よく考えると、ドラマやアニメの放送が終わってメディアの露出が減れば、話題が次に行くのは当たり前です。そして人間は元々飽きやすく、すぐ次の刺激を求めますから、人気を絶頂のまま維持するのは不可能。しかし、ネットで誰もが発言できるようになり、言葉が可視化されてしまいます。書き込んだ本人はその気がなくても、少しでも数が集まればそう見えますし、極端な意見ほど面白おかしく取り上げられて拡散される面があります。ネットの構造上、どうにもならない一面があるのですが……。
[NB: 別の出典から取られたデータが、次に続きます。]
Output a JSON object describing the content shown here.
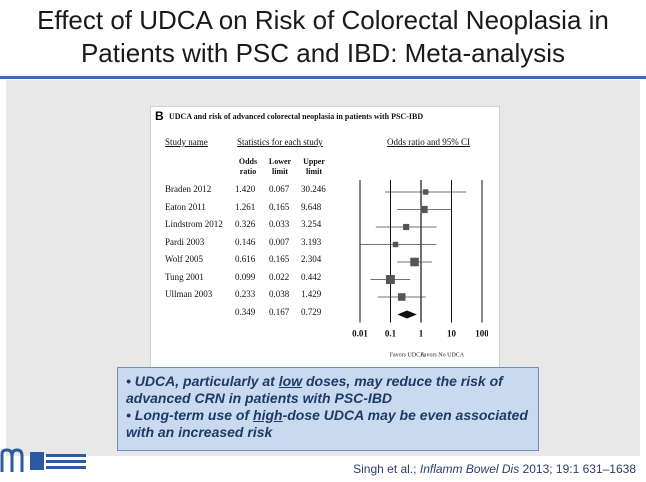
{
  "title_line1": "Effect of UDCA on Risk of Colorectal Neoplasia in",
  "title_line2": "Patients with PSC and IBD: Meta-analysis",
  "figure": {
    "letter": "B",
    "title": "UDCA and risk of advanced colorectal neoplasia in patients with PSC-IBD",
    "col_study": "Study name",
    "col_stats": "Statistics for each study",
    "col_plot": "Odds ratio and 95% CI",
    "sub_or": [
      "Odds",
      "ratio"
    ],
    "sub_lower": [
      "Lower",
      "limit"
    ],
    "sub_upper": [
      "Upper",
      "limit"
    ]
  },
  "chart_data": {
    "type": "forest",
    "x_scale": "log",
    "xlim": [
      0.01,
      100
    ],
    "x_ticks": [
      "0.01",
      "0.1",
      "1",
      "10",
      "100"
    ],
    "footer_left": "Favors UDCA",
    "footer_right": "Favors No UDCA",
    "studies": [
      {
        "name": "Braden 2012",
        "or": "1.420",
        "lower": "0.067",
        "upper": "30.246",
        "or_v": 1.42,
        "lo_v": 0.067,
        "hi_v": 30.246,
        "weight": 0.35
      },
      {
        "name": "Eaton 2011",
        "or": "1.261",
        "lower": "0.165",
        "upper": "9.648",
        "or_v": 1.261,
        "lo_v": 0.165,
        "hi_v": 9.648,
        "weight": 0.6
      },
      {
        "name": "Lindstrom 2012",
        "or": "0.326",
        "lower": "0.033",
        "upper": "3.254",
        "or_v": 0.326,
        "lo_v": 0.033,
        "hi_v": 3.254,
        "weight": 0.45
      },
      {
        "name": "Pardi 2003",
        "or": "0.146",
        "lower": "0.007",
        "upper": "3.193",
        "or_v": 0.146,
        "lo_v": 0.007,
        "hi_v": 3.193,
        "weight": 0.35
      },
      {
        "name": "Wolf 2005",
        "or": "0.616",
        "lower": "0.165",
        "upper": "2.304",
        "or_v": 0.616,
        "lo_v": 0.165,
        "hi_v": 2.304,
        "weight": 0.8
      },
      {
        "name": "Tung 2001",
        "or": "0.099",
        "lower": "0.022",
        "upper": "0.442",
        "or_v": 0.099,
        "lo_v": 0.022,
        "hi_v": 0.442,
        "weight": 0.85
      },
      {
        "name": "Ullman 2003",
        "or": "0.233",
        "lower": "0.038",
        "upper": "1.429",
        "or_v": 0.233,
        "lo_v": 0.038,
        "hi_v": 1.429,
        "weight": 0.65
      }
    ],
    "pooled": {
      "or": "0.349",
      "lower": "0.167",
      "upper": "0.729",
      "or_v": 0.349,
      "lo_v": 0.167,
      "hi_v": 0.729
    }
  },
  "notes": {
    "b1_part1": "UDCA, particularly at ",
    "b1_emph": "low",
    "b1_part2": " doses, may reduce the risk of advanced CRN in patients with PSC-IBD",
    "b2_part1": "Long-term use of ",
    "b2_emph": "high",
    "b2_part2": "-dose UDCA may be even associated with an increased risk"
  },
  "citation": {
    "authors": "Singh et al.; ",
    "journal": "Inflamm Bowel Dis",
    "rest": " 2013; 19:1 631–1638"
  }
}
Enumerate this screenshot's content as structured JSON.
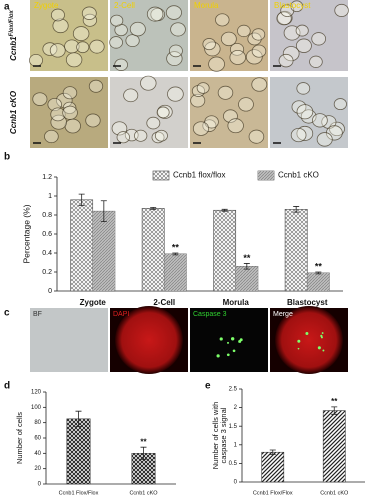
{
  "figure": {
    "panels": [
      "a",
      "b",
      "c",
      "d",
      "e"
    ],
    "a": {
      "columns": [
        "Zygote",
        "2-Cell",
        "Morula",
        "Blastocyst"
      ],
      "rows": [
        {
          "text": "Ccnb1",
          "sup": "Flox/Flox"
        },
        {
          "text": "Ccnb1 cKO"
        }
      ]
    },
    "c": {
      "labels": [
        "BF",
        "DAPI",
        "Caspase 3",
        "Merge"
      ]
    }
  },
  "chart_data": [
    {
      "type": "bar",
      "y_label": "Percentage (%)",
      "categories": [
        "Zygote",
        "2-Cell",
        "Morula",
        "Blastocyst"
      ],
      "series": [
        {
          "name": "Ccnb1 flox/flox",
          "color": "#ffffff",
          "hatch": "cross",
          "values": [
            0.96,
            0.87,
            0.85,
            0.86
          ],
          "errors": [
            0.06,
            0.01,
            0.01,
            0.03
          ]
        },
        {
          "name": "Ccnb1 cKO",
          "color": "#bdbdbd",
          "hatch": "diag",
          "values": [
            0.84,
            0.39,
            0.26,
            0.19
          ],
          "errors": [
            0.11,
            0.01,
            0.03,
            0.01
          ],
          "annotations": [
            null,
            "**",
            "**",
            "**"
          ]
        }
      ],
      "ylim": [
        0,
        1.2
      ],
      "yticks": [
        0,
        0.2,
        0.4,
        0.6,
        0.8,
        1,
        1.2
      ],
      "legend": "top-right"
    },
    {
      "type": "bar",
      "y_label": [
        "Number of cells"
      ],
      "categories": [
        "Ccnb1 Flox/Flox",
        "Ccnb1 cKO"
      ],
      "color": "#ffffff",
      "hatch": "grid",
      "values": [
        85,
        40
      ],
      "errors": [
        10,
        8
      ],
      "annotations": [
        null,
        "**"
      ],
      "ylim": [
        0,
        120
      ],
      "yticks": [
        0,
        20,
        40,
        60,
        80,
        100,
        120
      ]
    },
    {
      "type": "bar",
      "y_label": [
        "Number of cells  with",
        "caspase 3 signal"
      ],
      "categories": [
        "Ccnb1 Flox/Flox",
        "Ccnb1 cKO"
      ],
      "color": "#ffffff",
      "hatch": "stripe",
      "values": [
        0.8,
        1.92
      ],
      "errors": [
        0.06,
        0.1
      ],
      "annotations": [
        null,
        "**"
      ],
      "ylim": [
        0,
        2.5
      ],
      "yticks": [
        0,
        0.5,
        1,
        1.5,
        2,
        2.5
      ]
    }
  ]
}
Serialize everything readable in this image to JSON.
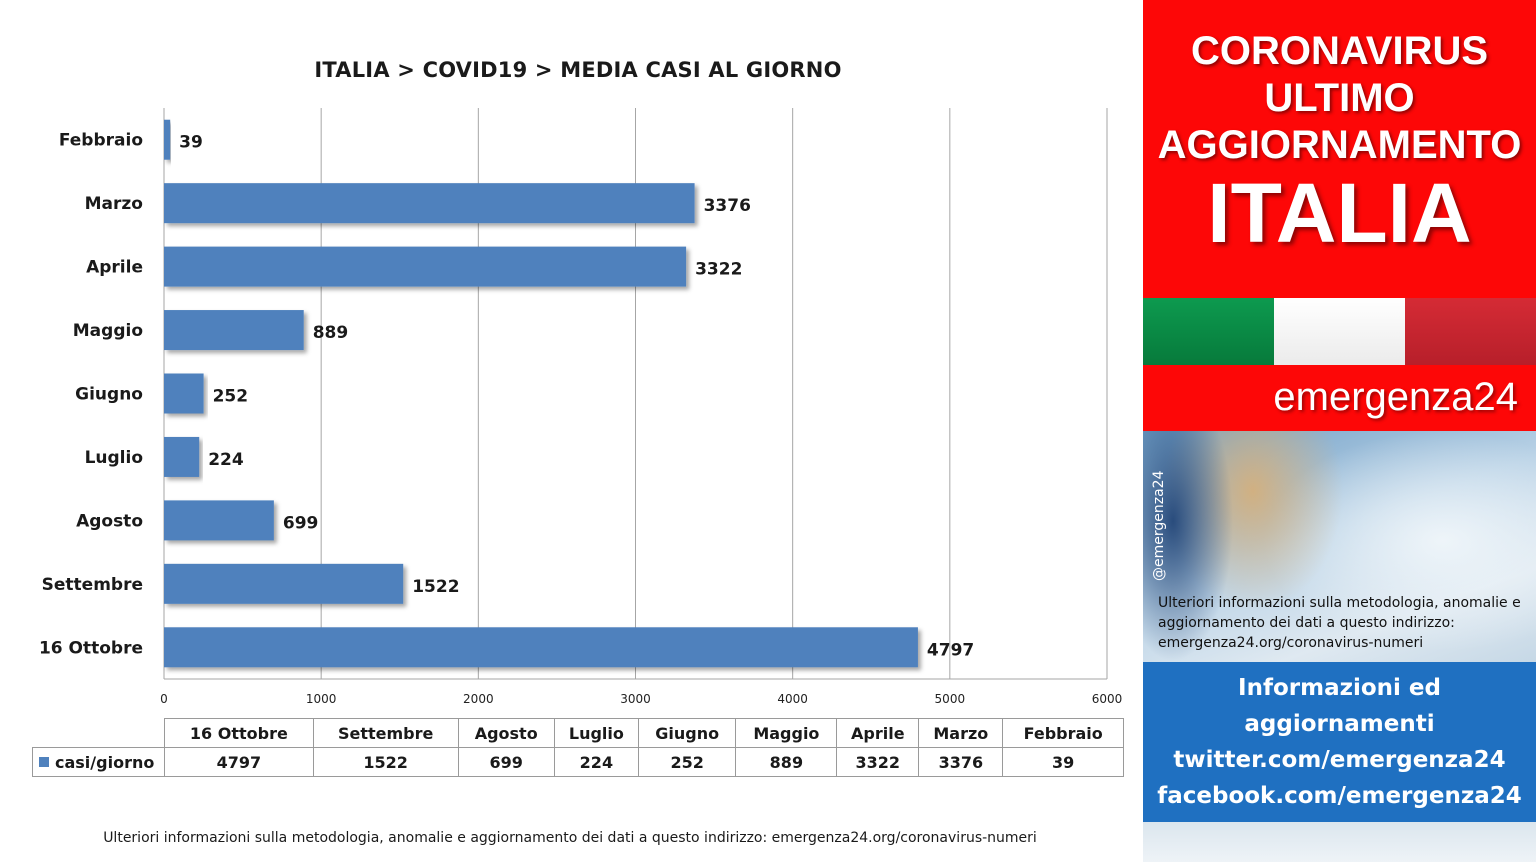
{
  "chart_data": {
    "type": "bar",
    "orientation": "horizontal",
    "title": "ITALIA >  COVID19 > MEDIA CASI AL GIORNO",
    "categories": [
      "Febbraio",
      "Marzo",
      "Aprile",
      "Maggio",
      "Giugno",
      "Luglio",
      "Agosto",
      "Settembre",
      "16 Ottobre"
    ],
    "series": [
      {
        "name": "casi/giorno",
        "values": [
          39,
          3376,
          3322,
          889,
          252,
          224,
          699,
          1522,
          4797
        ]
      }
    ],
    "xlim": [
      0,
      6000
    ],
    "xticks": [
      0,
      1000,
      2000,
      3000,
      4000,
      5000,
      6000
    ],
    "grid": true,
    "bar_color": "#4f81bd",
    "data_table": {
      "columns": [
        "16 Ottobre",
        "Settembre",
        "Agosto",
        "Luglio",
        "Giugno",
        "Maggio",
        "Aprile",
        "Marzo",
        "Febbraio"
      ],
      "row_label": "casi/giorno",
      "values": [
        "4797",
        "1522",
        "699",
        "224",
        "252",
        "889",
        "3322",
        "3376",
        "39"
      ]
    }
  },
  "footer_note": "Ulteriori informazioni sulla metodologia, anomalie e aggiornamento dei dati a questo indirizzo: emergenza24.org/coronavirus-numeri",
  "panel": {
    "header_lines": [
      "CORONAVIRUS",
      "ULTIMO",
      "AGGIORNAMENTO"
    ],
    "country": "ITALIA",
    "flag_colors": [
      "#0d9a4f",
      "#ffffff",
      "#d52b35"
    ],
    "brand": "emergenza24",
    "handle": "@emergenza24",
    "note": "Ulteriori informazioni sulla metodologia, anomalie e aggiornamento dei dati a questo indirizzo: emergenza24.org/coronavirus-numeri",
    "info_lines": [
      "Informazioni ed",
      "aggiornamenti",
      "twitter.com/emergenza24",
      "facebook.com/emergenza24"
    ],
    "accent_red": "#fd0707",
    "accent_blue": "#1f70c1"
  }
}
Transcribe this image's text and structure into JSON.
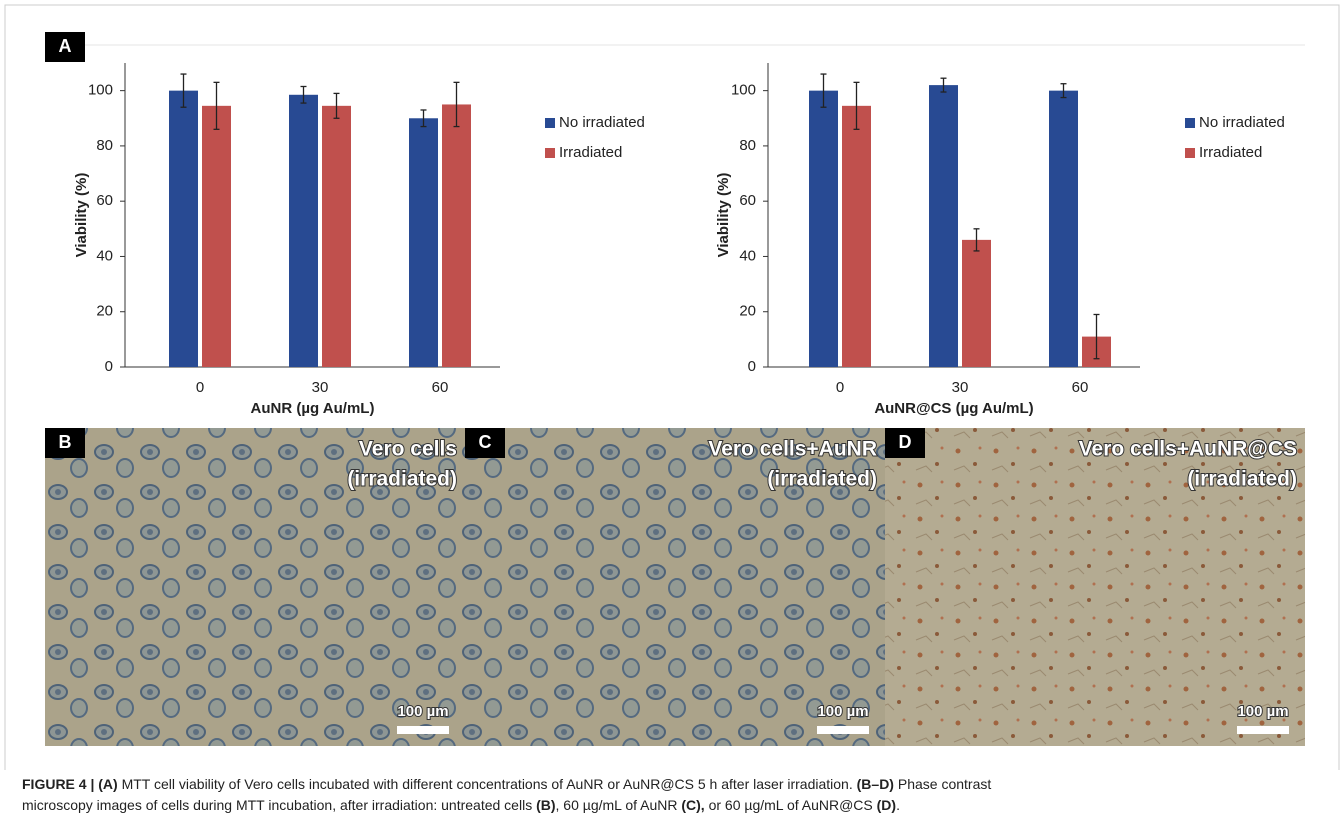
{
  "panel_label": "A",
  "chart_data": [
    {
      "type": "bar",
      "x_label": "AuNR (µg Au/mL)",
      "y_label": "Viability (%)",
      "categories": [
        "0",
        "30",
        "60"
      ],
      "series": [
        {
          "name": "No irradiated",
          "color": "#284a93",
          "values": [
            100,
            98.5,
            90
          ],
          "errors": [
            6,
            3,
            3
          ]
        },
        {
          "name": "Irradiated",
          "color": "#c0504d",
          "values": [
            94.5,
            94.5,
            95
          ],
          "errors": [
            8.5,
            4.5,
            8
          ]
        }
      ],
      "ylim": [
        0,
        110
      ],
      "yticks": [
        0,
        20,
        40,
        60,
        80,
        100
      ],
      "legend": "right"
    },
    {
      "type": "bar",
      "x_label": "AuNR@CS (µg Au/mL)",
      "y_label": "Viability (%)",
      "categories": [
        "0",
        "30",
        "60"
      ],
      "series": [
        {
          "name": "No irradiated",
          "color": "#284a93",
          "values": [
            100,
            102,
            100
          ],
          "errors": [
            6,
            2.5,
            2.5
          ]
        },
        {
          "name": "Irradiated",
          "color": "#c0504d",
          "values": [
            94.5,
            46,
            11
          ],
          "errors": [
            8.5,
            4,
            8
          ]
        }
      ],
      "ylim": [
        0,
        110
      ],
      "yticks": [
        0,
        20,
        40,
        60,
        80,
        100
      ],
      "legend": "right"
    }
  ],
  "images": [
    {
      "label": "B",
      "title": [
        "Vero cells",
        "(irradiated)"
      ],
      "scale_bar": "100 µm"
    },
    {
      "label": "C",
      "title": [
        "Vero cells+AuNR",
        "(irradiated)"
      ],
      "scale_bar": "100 µm"
    },
    {
      "label": "D",
      "title": [
        "Vero cells+AuNR@CS",
        "(irradiated)"
      ],
      "scale_bar": "100 µm"
    }
  ],
  "caption": {
    "lines": [
      [
        {
          "text": "FIGURE 4 | (A)",
          "bold": true
        },
        {
          "text": " MTT cell viability of Vero cells incubated with different concentrations of AuNR or AuNR@CS 5 h after laser irradiation. ",
          "bold": false
        },
        {
          "text": "(B–D)",
          "bold": true
        },
        {
          "text": " Phase contrast",
          "bold": false
        }
      ],
      [
        {
          "text": "microscopy images of cells during MTT incubation, after irradiation: untreated cells ",
          "bold": false
        },
        {
          "text": "(B)",
          "bold": true
        },
        {
          "text": ", 60 µg/mL of AuNR ",
          "bold": false
        },
        {
          "text": "(C),",
          "bold": true
        },
        {
          "text": " or 60 µg/mL of AuNR@CS ",
          "bold": false
        },
        {
          "text": "(D)",
          "bold": true
        },
        {
          "text": ".",
          "bold": false
        }
      ]
    ]
  }
}
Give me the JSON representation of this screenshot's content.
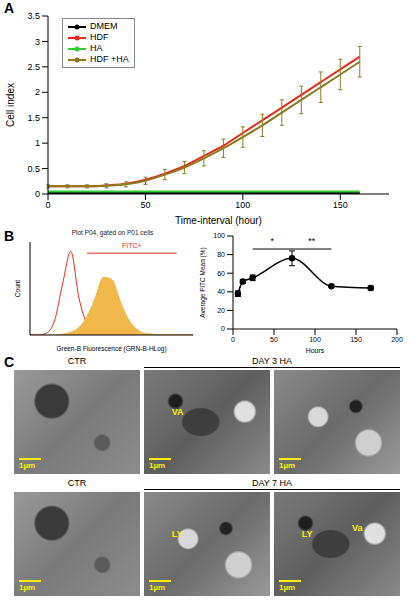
{
  "chart_data": [
    {
      "panel": "A",
      "type": "line",
      "xlabel": "Time-interval (hour)",
      "ylabel": "Cell index",
      "x": [
        0,
        10,
        20,
        30,
        40,
        50,
        60,
        70,
        80,
        90,
        100,
        110,
        120,
        130,
        140,
        150,
        160
      ],
      "xlim": [
        0,
        175
      ],
      "xticks": [
        0,
        50,
        100,
        150
      ],
      "ylim": [
        0,
        3.5
      ],
      "yticks": [
        0,
        0.5,
        1,
        1.5,
        2,
        2.5,
        3,
        3.5
      ],
      "legend": "upper left",
      "series": [
        {
          "name": "DMEM",
          "color": "#000000",
          "values": [
            0.02,
            0.02,
            0.02,
            0.02,
            0.02,
            0.02,
            0.02,
            0.02,
            0.02,
            0.02,
            0.02,
            0.02,
            0.02,
            0.02,
            0.02,
            0.02,
            0.02
          ]
        },
        {
          "name": "HDF",
          "color": "#e8291c",
          "values": [
            0.15,
            0.15,
            0.15,
            0.17,
            0.2,
            0.28,
            0.4,
            0.55,
            0.75,
            0.95,
            1.2,
            1.45,
            1.7,
            1.95,
            2.2,
            2.45,
            2.7
          ]
        },
        {
          "name": "HA",
          "color": "#2ecc2e",
          "values": [
            0.05,
            0.05,
            0.05,
            0.05,
            0.05,
            0.05,
            0.05,
            0.05,
            0.05,
            0.05,
            0.05,
            0.05,
            0.05,
            0.05,
            0.05,
            0.05,
            0.05
          ]
        },
        {
          "name": "HDF +HA",
          "color": "#8c7a1e",
          "values": [
            0.15,
            0.15,
            0.15,
            0.16,
            0.19,
            0.26,
            0.38,
            0.52,
            0.7,
            0.9,
            1.12,
            1.35,
            1.6,
            1.85,
            2.1,
            2.35,
            2.6
          ],
          "errors": [
            0.03,
            0.03,
            0.03,
            0.04,
            0.05,
            0.07,
            0.1,
            0.12,
            0.15,
            0.18,
            0.2,
            0.22,
            0.25,
            0.27,
            0.3,
            0.3,
            0.3
          ]
        }
      ]
    },
    {
      "panel": "B",
      "type": "area",
      "title": "Plot P04, gated on P01 cells",
      "xlabel": "Green-B Fluorescence (GRN-B-HLog)",
      "ylabel": "Count",
      "x": [
        0,
        0.2,
        0.4,
        0.6,
        0.8,
        1,
        1.2,
        1.4,
        1.6,
        1.8,
        2,
        2.2,
        2.4,
        2.6,
        2.8,
        3,
        3.2,
        3.4,
        3.6,
        3.8,
        4
      ],
      "xlim": [
        0,
        4
      ],
      "ylim": [
        0,
        100
      ],
      "tick_labels": false,
      "series": [
        {
          "color": "#e8291c",
          "values": [
            0,
            0,
            2,
            15,
            55,
            90,
            40,
            12,
            4,
            1,
            0,
            0,
            0,
            0,
            0,
            0,
            0,
            0,
            0,
            0,
            0
          ]
        },
        {
          "color": "#f2b84b",
          "values": [
            0,
            0,
            0,
            0,
            1,
            3,
            8,
            20,
            40,
            62,
            60,
            38,
            18,
            7,
            2,
            1,
            0,
            0,
            0,
            0,
            0
          ]
        }
      ],
      "gate": {
        "label": "FITC+",
        "x": [
          1.4,
          3.6
        ],
        "y": 88
      }
    },
    {
      "type": "line",
      "xlabel": "Hours",
      "ylabel": "Average FITC Mean (%)",
      "x": [
        6,
        12,
        24,
        72,
        120,
        168
      ],
      "xlim": [
        0,
        200
      ],
      "xticks": [
        0,
        50,
        100,
        150,
        200
      ],
      "ylim": [
        0,
        100
      ],
      "yticks": [
        0,
        20,
        40,
        60,
        80,
        100
      ],
      "marker": "circle",
      "series": [
        {
          "color": "#000000",
          "values": [
            38,
            51,
            55,
            76,
            46,
            44
          ],
          "errors": [
            3,
            2,
            3,
            8,
            1,
            2
          ]
        }
      ],
      "annotations": [
        {
          "text": "*",
          "x": [
            24,
            72
          ],
          "y": 86
        },
        {
          "text": "**",
          "x": [
            72,
            120
          ],
          "y": 86
        }
      ]
    }
  ],
  "micrographs": {
    "panel": "C",
    "rows": [
      {
        "control": "CTR",
        "group": "DAY 3 HA",
        "images": [
          {
            "scale": "1µm",
            "labels": []
          },
          {
            "scale": "1µm",
            "labels": [
              "VA"
            ]
          },
          {
            "scale": "1µm",
            "labels": []
          }
        ]
      },
      {
        "control": "CTR",
        "group": "DAY 7 HA",
        "images": [
          {
            "scale": "1µm",
            "labels": []
          },
          {
            "scale": "1µm",
            "labels": [
              "LY"
            ]
          },
          {
            "scale": "1µm",
            "labels": [
              "LY",
              "Va"
            ]
          }
        ]
      }
    ]
  }
}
全体的にかつビジネスの視点で見ると、メディアミックスは原作者のプラスになることが圧倒的なのは確かです。しかし、映像化に納得できず失望したり、オワコンと揶揄(やゆ)されてモチベーションが下がることもあるのです。ケース・バイ・ケースというしかないでしょう。
◇課題 創作者の心をどう守るか
原作者になるマンガ家や小説家たちは、創作に打ち込む分、孤立しがちな面があります。視点が鋭すぎて一般には理解できないような天才肌もいて、編集者もフォローするのが大変ということもあるわけです。そんな中でネットは、彼らにダイレクトに言葉が届きやすい特徴があります。そして一部の厳しい言葉ほど目立つので、原作者の元に届いて心に突き刺さるといいます。
個人的には、ネットの書き込みをシャットアウトするとか、見ても言葉半分にするのが有効と考えています。しかしネットの意見をなるべく取り込んで、コンテンツに反映させようとする創作者ほど、そうした心のない言葉に反応しがちな気がします。
メディアミックスを考える時、原作の改変を含めてコンテンツをどう扱うかも大切ですが、同時にネットの声に対して、どう対策をしていくのか。簡単ではない話ですが、コンテンツ・ビジネスを生み出す源泉であり、稀有(けう)な才能を持つ創作者の心を守ることは、より考えていくべき課題ではないでしょうか。